What?! Your workout is causing you to GAIN weight? Did you read that correctly? Yes. But ok we may have scared you a little, exercise is going to help you stay fit and healthy, 90 percent of the time. However, there is a chance that the type of exercise you’re doing isn’t optimal because of how it affects your hormones. If so, you need to switch that up so you don’t end up gaining weight and causing hormonal chaos.
What do you mean?
For most people in most situations, exercise makes you feel better. But there are cases in which intensive and frequent exercise should be limited, because it’s negatively impacting your hormones and can cause weight gain.
Some people workout everyday because they’re committed to losing weight and use it as a stress reliever from work. But they’re actually starting to feel more tired, more stressed and they’re definitely not shifting any weight. In fact, quite the opposite.
Let’s talk about cortisol
Cortisol and adrenaline spike during times of stress which as a result can shift your body into a fat storing mode, holding onto all calories rather than using them as fuel. It is not unusual for an individual who is chronically stressed to have more visceral abdominal fat, even if they are of a healthy weight, as found in a study conducted by Yale University.
Certain types of exercise and training frequencies increase cortisol, adrenaline and glucagon levels and cause a catabolic response – the breaking down of muscle and fat tissue. Over time, this results in:
- A decline in your metabolic rate
- Inflammation and stress
- Increased blood sugar
- Increased fat storage
- Glycogen and protein breakdown for fuel
The types of exercise that increase cortisol include low intensity steady state (LISS) cardio like long distance running or cycling, or training too frequently and not properly recovering between sessions.
Effects of High Cortisol
Studies show that chronically high cortisol levels promote fat storage, particularly in the face and abdomen, and more drastically among women. It alters the production of ghrelin and leptin, two hormones associated with hunger and satiety, leaving you feeling perpetually hungry and unsatisfied.
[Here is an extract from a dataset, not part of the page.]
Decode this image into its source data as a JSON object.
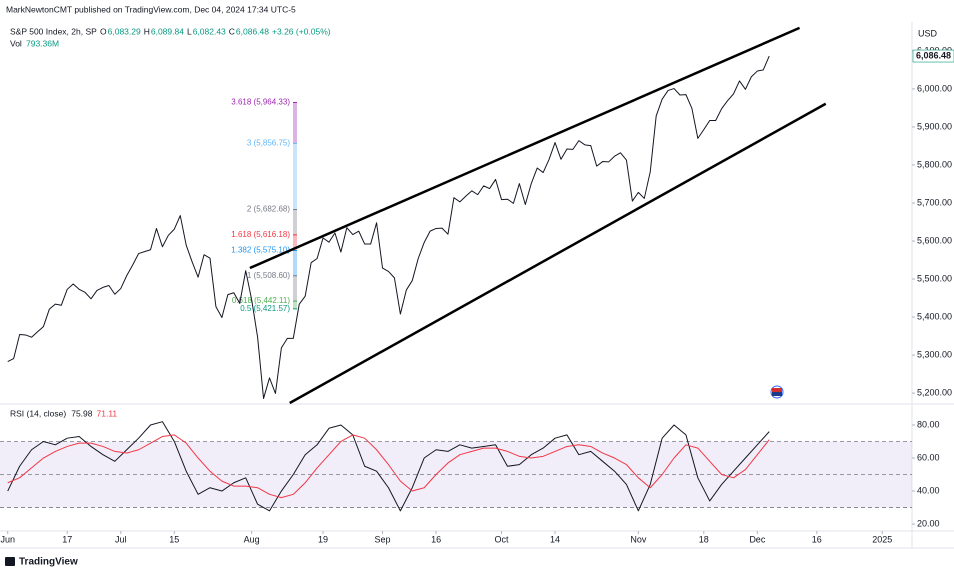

Plus, when you workout for long periods of time, you convince yourself that you deserve that slice of cake – whether to congratulate yourself, plain old hunger or because you’ve ‘worked’ for it. However, it’s almost impossible to outwork a bad diet, no matter how much exercise you do. This habit may be contributing to any unexplained weight gain you’re experiencing.
It’s also important to bear in mind that an hour long jog may have burnt less than a ten minute HIIT session. Despite the spike in your hunger hormones, ghrelin and leptin. Shorter, intense bursts of exercise have been shown in research to have less of an affect on your hunger hormones – so factor that in!
The Takeaway?
If you want to lose weight, it’s important to understand how your hormones change as a result of the exercise you do. Work with – rather than against – your hormones to accelerate fat loss. Try to cut the LISS sessions, start strength training and fully recover between sessions.